Binance has launched BFUSD, a yield-bearing stablecoin for futures and perpetuals traders, according to a Nov. 18 announcement.
BFUSD provides an annual percentage yield (APY) of approximately 19.55%, allowing users to earn daily rewards by holding BFUSD in their Binance futures accounts without the need to stake or lock funds.
According to BFUSD’s page, users can acquire the stablecoin through Tether USD (USDT) swaps. It maintains stability with a collateralization ratio of 105.54%, supported by a reserve fund holding 1.1 million USDT as of Nov. 17.
Notably, users from regions where Binance Futures are not allowed, such as Brazil, don’t have access to BFUSD. Additionally, BFUSD does not accrue user rewards in countries where the Markets in Crypto-Assets (MiCA) regulation is in effect.
Each user has a BFUSD holding limit, determined by their VIP level on Binance.

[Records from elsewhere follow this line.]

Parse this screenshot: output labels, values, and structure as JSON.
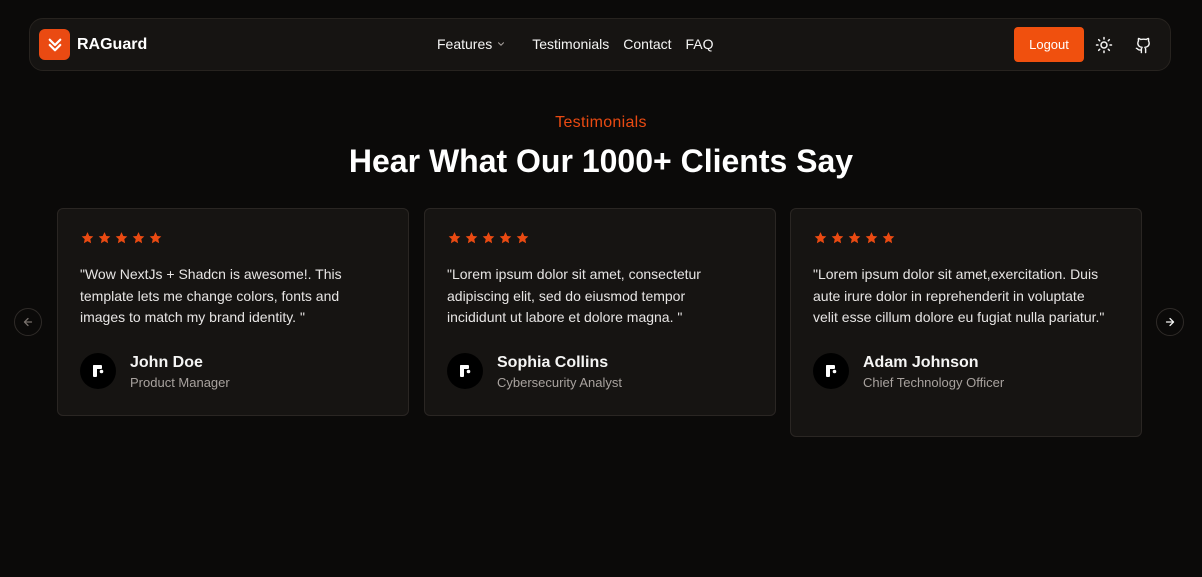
{
  "brand": {
    "name": "RAGuard",
    "accent": "#ea4a12",
    "logo_icon": "double-chevron-down-icon"
  },
  "nav": {
    "features": "Features",
    "testimonials": "Testimonials",
    "contact": "Contact",
    "faq": "FAQ"
  },
  "actions": {
    "logout": "Logout",
    "theme_icon": "sun-icon",
    "github_icon": "github-icon"
  },
  "section": {
    "eyebrow": "Testimonials",
    "heading": "Hear What Our 1000+ Clients Say"
  },
  "testimonials": [
    {
      "rating": 5,
      "quote": "\"Wow NextJs + Shadcn is awesome!. This template lets me change colors, fonts and images to match my brand identity. \"",
      "name": "John Doe",
      "role": "Product Manager"
    },
    {
      "rating": 5,
      "quote": "\"Lorem ipsum dolor sit amet, consectetur adipiscing elit, sed do eiusmod tempor incididunt ut labore et dolore magna. \"",
      "name": "Sophia Collins",
      "role": "Cybersecurity Analyst"
    },
    {
      "rating": 5,
      "quote": "\"Lorem ipsum dolor sit amet,exercitation. Duis aute irure dolor in reprehenderit in voluptate velit esse cillum dolore eu fugiat nulla pariatur.\"",
      "name": "Adam Johnson",
      "role": "Chief Technology Officer"
    }
  ],
  "carousel": {
    "prev_icon": "arrow-left-icon",
    "next_icon": "arrow-right-icon"
  },
  "colors": {
    "background": "#0b0a09",
    "card": "#161412",
    "star": "#ea4a12",
    "button": "#f0500e"
  }
}
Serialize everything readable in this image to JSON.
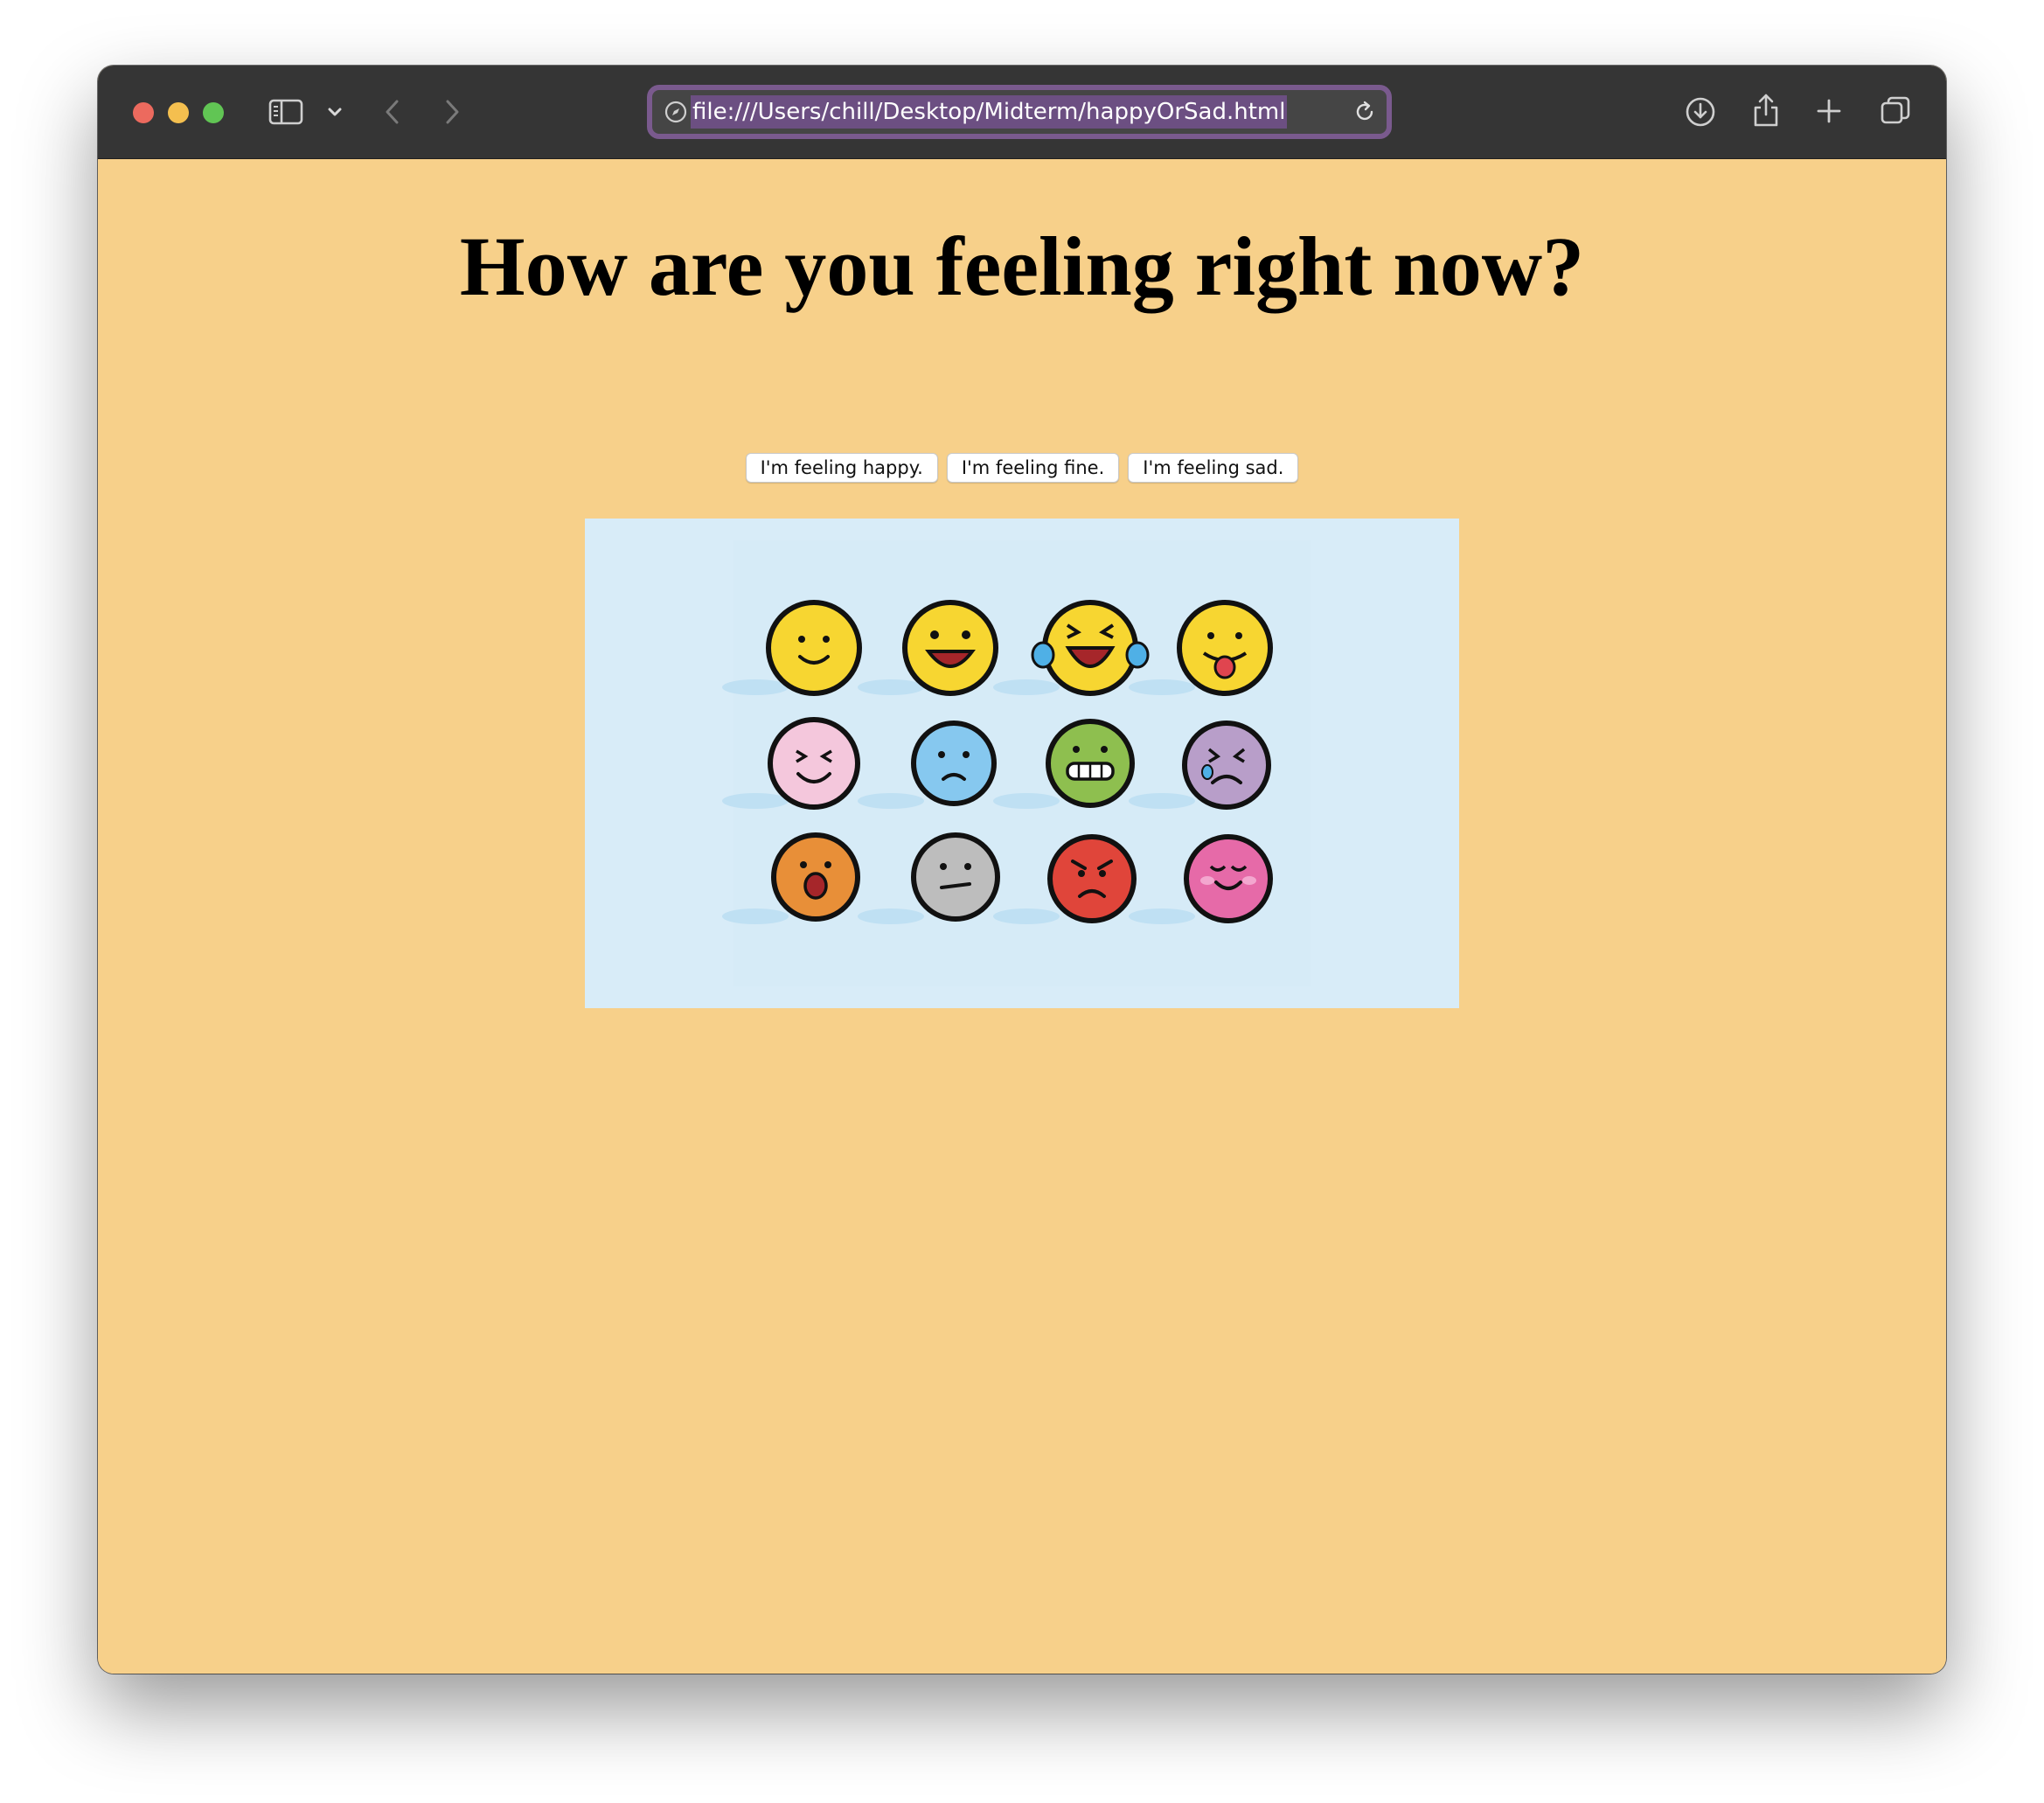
{
  "browser": {
    "url": "file:///Users/chill/Desktop/Midterm/happyOrSad.html",
    "traffic_lights": {
      "close": "#ec6a5e",
      "minimize": "#f4bf4f",
      "zoom": "#61c554"
    },
    "icons": [
      "sidebar-icon",
      "chevron-down-icon",
      "back-icon",
      "forward-icon",
      "site-compass-icon",
      "reload-icon",
      "download-icon",
      "share-icon",
      "new-tab-icon",
      "tab-overview-icon"
    ]
  },
  "page": {
    "background": "#f7d08a",
    "title": "How are you feeling right now?",
    "buttons": [
      {
        "label": "I'm feeling happy."
      },
      {
        "label": "I'm feeling fine."
      },
      {
        "label": "I'm feeling sad."
      }
    ],
    "image": {
      "background": "#d8ecf8",
      "emojis": [
        {
          "name": "smiling",
          "color": "#f7d631"
        },
        {
          "name": "grinning",
          "color": "#f7d631"
        },
        {
          "name": "tears-of-joy",
          "color": "#f7d631"
        },
        {
          "name": "tongue-out",
          "color": "#f7d631"
        },
        {
          "name": "wincing-smile",
          "color": "#f4c7dc"
        },
        {
          "name": "frowning",
          "color": "#86c8ef"
        },
        {
          "name": "grimacing",
          "color": "#8ebf4f"
        },
        {
          "name": "crying",
          "color": "#b89ec9"
        },
        {
          "name": "shocked",
          "color": "#e88f38"
        },
        {
          "name": "neutral",
          "color": "#bdbdbd"
        },
        {
          "name": "angry",
          "color": "#e0453a"
        },
        {
          "name": "blushing",
          "color": "#e66aa8"
        }
      ]
    }
  }
}
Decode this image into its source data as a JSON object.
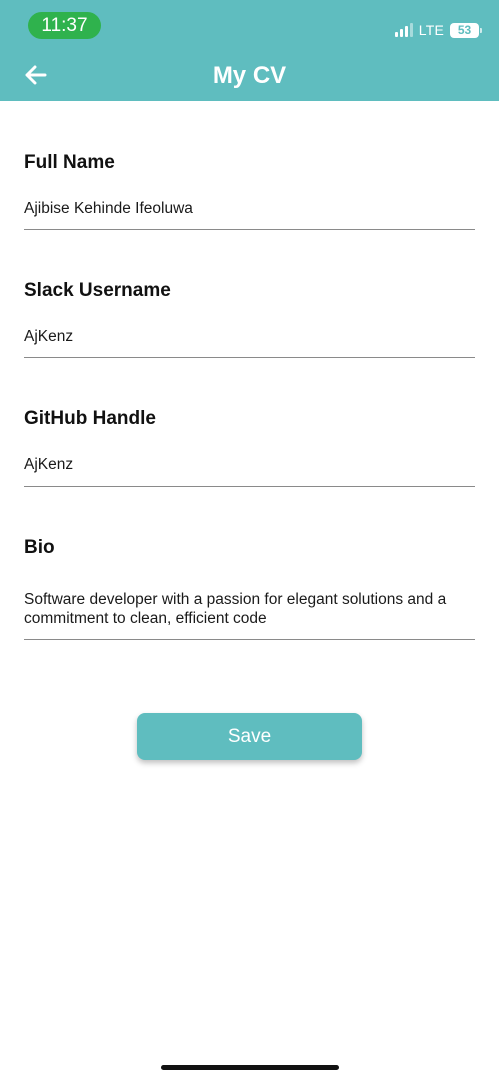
{
  "status_bar": {
    "time": "11:37",
    "network": "LTE",
    "battery": "53"
  },
  "header": {
    "title": "My CV",
    "back_icon": "arrow-left-icon",
    "color": "#5fbdbf"
  },
  "form": {
    "full_name": {
      "label": "Full Name",
      "value": "Ajibise Kehinde Ifeoluwa"
    },
    "slack_username": {
      "label": "Slack Username",
      "value": "AjKenz"
    },
    "github_handle": {
      "label": "GitHub Handle",
      "value": "AjKenz"
    },
    "bio": {
      "label": "Bio",
      "value": "Software developer with a passion for elegant solutions and a commitment to clean, efficient code"
    }
  },
  "actions": {
    "save_label": "Save"
  }
}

This limit is enhanced by performing know-your-customer (KYC) processes and reaching trading volume thresholds.
Interest is calculated based on the lowest BFUSD balance recorded from hourly snapshots taken throughout the day, with distributions made daily to users’ UM Futures accounts.
In Multi-Asset Mode, BFUSD can be used as collateral with a 100% collateral ratio, allowing traders to expand their trading potential across various assets.
Competitive landscape
The BFUSD is Binance’s latest stablecoin-related foray since the New York Department of Financial Services (NYDFS) ordered the firm’s partner Paxos to stop issuing Binance USD (BUSD) in February 2023 amid US regulators’ scrutiny over the exchange.
Since then, Binance has been unwinding the BUSD usage, removing it from its SAFU Fund, and stopping borrowing and staking services.
In December 2023, Binance entirely stopped supporting BUSD, steering users to First Digital’s FDUSD stablecoin.
As Binance plans its return to the stablecoin market, the landscape is much more competitive. Stablecoins such as Ethena’s sUSDe present 29% APY, while Tether’s USDT dominates 74% of the market.
Moreover, tokenized money funds such as BlackRock’s BUIDL add an extra competitive layer, as the asset manager plans to treat the funds’ shares as stablecoins used as collateral.
It remains to be seen if Binance’s bold move can pay off during the current crypto market bull cycle and if it is worth the risk of another round of regulatory pressure.